Nos haicais japoneses, o céu é o espelho do tempo, aquilo que passa e, ao mesmo tempo, permanece.

Cada cultura desenhou o céu à sua maneira, mas todas intuíram o mesmo: o céu é linguagem. E olhar para ele é ler o mundo.

O mito da união primordial

Os antigos contaram que céu e terra já foram um só corpo. Na Grécia, Urano e Gaia se uniam todas as noites, até que Cronos, com sua foice, abriu entre eles o espaço do mundo, o alto e o baixo, o dia e a noite.

No Egito, a deusa Nut, corpo de estrelas, se arqueava sobre Geb, a terra silenciosa, sustentada por Shu, o sopro do ar.

Assim nascia o equilíbrio entre matéria e espírito: o céu e a terra, separados, mas inseparáveis.

Papiro egípcio de Nut arqueada sobre Geb, com Shu sustentando o firmamento (Museu do Cairo)
Papiro egípcio de Nut arqueada sobre Geb, com Shu sustentando o firmamento (Museu do Cairo)

O céu que a tecnologia ocupou

Hoje, o céu é território. Satélites cruzam suas veias, drones o vigiam, constelações artificiais o cartografam. O que antes era domínio dos deuses tornou-se campo de disputa entre corporações e nações.

O céu tornou-se invisível não por constância, mas por excesso. A poluição luminosa apaga as estrelas nas cidades e, com elas, parte da imaginação. Há mais claridade, mas menos visão.

O que se perde não é apenas o céu visível, é o espanto, a pausa, a vertigem do infinito. Olhar para cima é, cada vez mais, um gesto de resistência.

O pão dos olhos

Talvez o que nos fascine no céu não seja o mistério do infinito, mas a lembrança de que fazemos parte dele.

Estamos imersos na mesma substância que envolve as estrelas, feitos de olhar, de ar, de espanto.

O céu não é apenas o que está acima, mas o que nos atravessa, nos pulmões, nos sonhos, nas palavras que escolhemos para nomear o indizível.

Olhar para o céu é mais do que contemplar. É reconhecer que há algo maior que nos envolve e nos habita. Ele é origem e destino, é mapa e espelho, é silêncio e pergunta.
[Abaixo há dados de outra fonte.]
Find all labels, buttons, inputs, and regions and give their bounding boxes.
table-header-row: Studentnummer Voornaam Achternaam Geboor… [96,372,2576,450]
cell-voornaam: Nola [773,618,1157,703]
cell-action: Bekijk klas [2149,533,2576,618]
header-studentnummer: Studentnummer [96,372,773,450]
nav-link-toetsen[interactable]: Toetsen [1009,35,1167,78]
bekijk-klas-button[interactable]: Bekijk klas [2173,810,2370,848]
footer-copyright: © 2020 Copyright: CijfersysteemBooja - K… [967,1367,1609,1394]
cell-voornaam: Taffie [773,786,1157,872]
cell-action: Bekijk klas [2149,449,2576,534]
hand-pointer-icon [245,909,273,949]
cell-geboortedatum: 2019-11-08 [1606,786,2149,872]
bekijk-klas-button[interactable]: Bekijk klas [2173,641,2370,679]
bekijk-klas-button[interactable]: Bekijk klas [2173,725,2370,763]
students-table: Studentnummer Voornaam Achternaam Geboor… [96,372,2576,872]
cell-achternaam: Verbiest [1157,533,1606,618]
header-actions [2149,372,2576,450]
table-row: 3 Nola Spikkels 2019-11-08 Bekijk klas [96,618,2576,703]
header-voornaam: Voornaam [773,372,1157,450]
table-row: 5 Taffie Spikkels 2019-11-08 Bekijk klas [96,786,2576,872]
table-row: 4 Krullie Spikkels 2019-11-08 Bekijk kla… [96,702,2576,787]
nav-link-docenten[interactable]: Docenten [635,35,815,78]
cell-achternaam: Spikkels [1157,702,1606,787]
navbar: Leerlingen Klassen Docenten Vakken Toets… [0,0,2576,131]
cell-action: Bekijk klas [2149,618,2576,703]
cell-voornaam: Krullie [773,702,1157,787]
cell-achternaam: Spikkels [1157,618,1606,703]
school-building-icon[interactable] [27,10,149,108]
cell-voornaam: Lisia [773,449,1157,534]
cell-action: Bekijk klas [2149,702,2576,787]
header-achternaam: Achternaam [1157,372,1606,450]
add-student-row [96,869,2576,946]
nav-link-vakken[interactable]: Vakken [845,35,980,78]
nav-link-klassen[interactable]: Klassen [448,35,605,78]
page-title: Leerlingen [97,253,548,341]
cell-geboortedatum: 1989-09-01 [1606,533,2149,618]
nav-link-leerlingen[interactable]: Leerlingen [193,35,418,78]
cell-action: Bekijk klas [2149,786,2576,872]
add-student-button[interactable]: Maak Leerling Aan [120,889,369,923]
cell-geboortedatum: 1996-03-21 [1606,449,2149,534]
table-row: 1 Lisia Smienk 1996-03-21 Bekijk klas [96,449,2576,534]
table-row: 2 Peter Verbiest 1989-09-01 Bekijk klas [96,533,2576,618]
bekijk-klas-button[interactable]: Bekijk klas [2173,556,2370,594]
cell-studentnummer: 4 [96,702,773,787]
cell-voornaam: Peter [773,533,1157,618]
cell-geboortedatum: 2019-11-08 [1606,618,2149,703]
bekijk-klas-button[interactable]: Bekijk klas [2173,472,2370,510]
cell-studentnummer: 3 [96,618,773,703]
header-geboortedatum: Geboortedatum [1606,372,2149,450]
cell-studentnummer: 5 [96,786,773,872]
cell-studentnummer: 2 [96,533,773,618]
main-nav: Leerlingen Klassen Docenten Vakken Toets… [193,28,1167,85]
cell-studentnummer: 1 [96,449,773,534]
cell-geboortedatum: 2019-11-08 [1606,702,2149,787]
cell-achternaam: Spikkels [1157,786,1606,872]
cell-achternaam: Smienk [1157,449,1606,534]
Se o céu é, como dizia Emerson, “the daily bread of the eyes”, o pão de cada dia dos olhos, então olhar é um gesto de comunhão, não apenas com o mundo, mas com aquilo que em nós deseja compreender, pertencer, transcender.

Olhar, enfim, é o gesto que nos lembra quem somos: meros fragmentos do céu em busca de sentido.